If this process somehow seems familiar, perhaps it's because this is how you learned to read in the first place. You got the information you needed as you needed it, from an experienced reader, without necessarily understanding its place in a comprehensive grammatical scheme. And while such a knowledge of grammar is, of course, useful, it's not essential. As any language instructor could tell you, a good writer or reader may have trouble dealing with grammar exercises, while a student who breezes through grammar drills may have no intuitive feel for the language--and in language, the feel is the important thing. Language uses is a right-brain activity; unfortunately, most language instruction comes in a left-brain format that, though easily memorized, cannot be as easily applied in concrete language-use situations. Quinlan intends Transparent Language to operate more on the right-brain model, supplying connotation (or felt meaning) as well as denotation (or dictionary meaning) for the words you read--and therefore making it more likely that you will incorporate the words into a living vocabulary.
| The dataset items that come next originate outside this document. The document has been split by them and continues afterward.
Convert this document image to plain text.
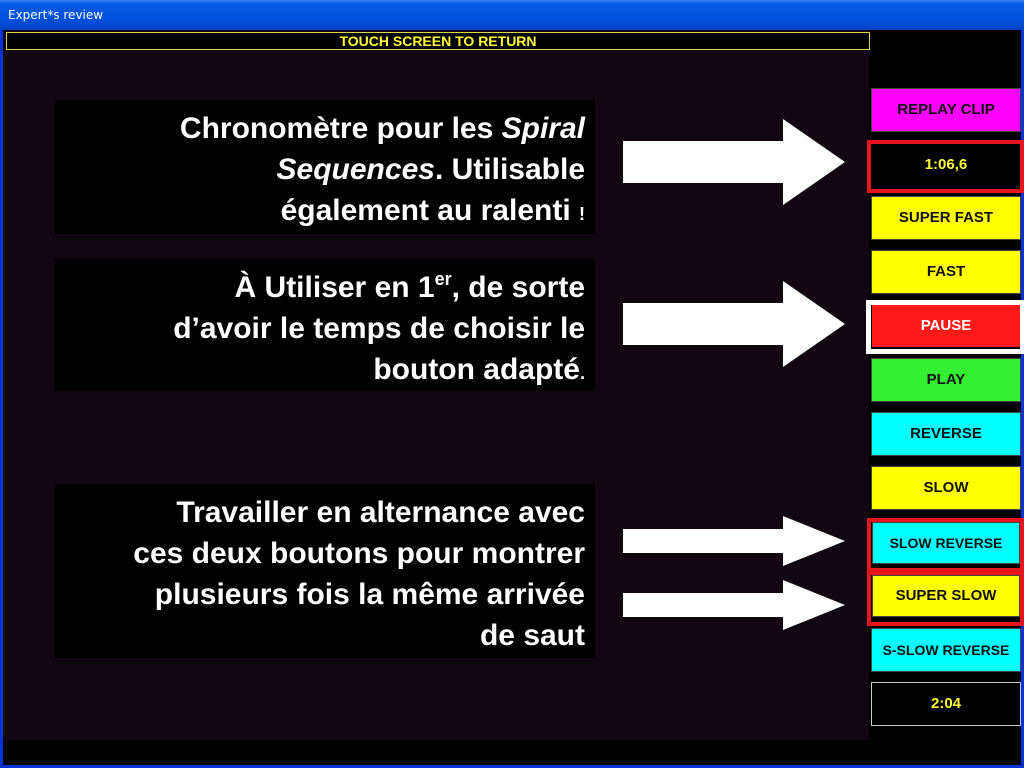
Expert*s review
TOUCH SCREEN TO RETURN
Chronomètre pour les Spiral
Sequences. Utilisable
également au ralenti !
À Utiliser en 1er, de sorte
d’avoir le temps de choisir le
bouton adapté.
Travailler en alternance avec
ces deux boutons pour montrer
plusieurs fois la même arrivée
de saut
REPLAY CLIP
1:06,6
SUPER FAST
FAST
PAUSE
PLAY
REVERSE
SLOW
SLOW REVERSE
SUPER SLOW
S-SLOW REVERSE
2:04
This is Transparent Language's advantage over some other forms of computer-assisted language acquisition. While there are already a number of programs that purport to help you improve your foreign language skills, most of these, as Quinlan observes, "are still mired in the textbook model." They provide drills, such as multipl-choice or true-false exercises, or operate as foreign-language phrase books. While these certainly have their legitimate uses--fine-tuning your language skills or serving as stopgaps until you can actually learn the language, for example--they are of little help in developing a fluent linguistic ability. They also fail to take full advantage of the computer's power to consolidate and present a lot of information instantaneously, a weakness that Transparent Language seems to have overcome.

The Transparent Language starter set includes the master program and four sample stories in German, Spanish, Latin, and French, along with an audio cassette of the stories and an easy-to-read User's Guide. The accompanying catalog of other titles currently available from the Transparent Language company includes such worthies as short stories by Guy de Maupassant, "The Windmill Adventure" from Cervantes' Don Quixote, a portion of Hoffmann's The Nutcracker and the Mouse King (the source for Tchaikovsky's popular ballet), excerpts from Ovid's Metamorphoses, and a number of other works you probably never imagined yourself reading in their original languages. The works are available in both 5 1/4- and 3 1/2-inch disks, as well as audio cassette versions to help you with hearing and pronouncing the language.

As a complement to the classroom, Transparent Language has a lot to offer in extending the student's reading skills and building his or her self-confidence. For self-motivated former foreign language students, Transparent Language is the best available alternative to digging out the grammar books and dictionaries. Don't fret over the locations of relatives' fountain pens; read a work of literature in a foreign tongue instead.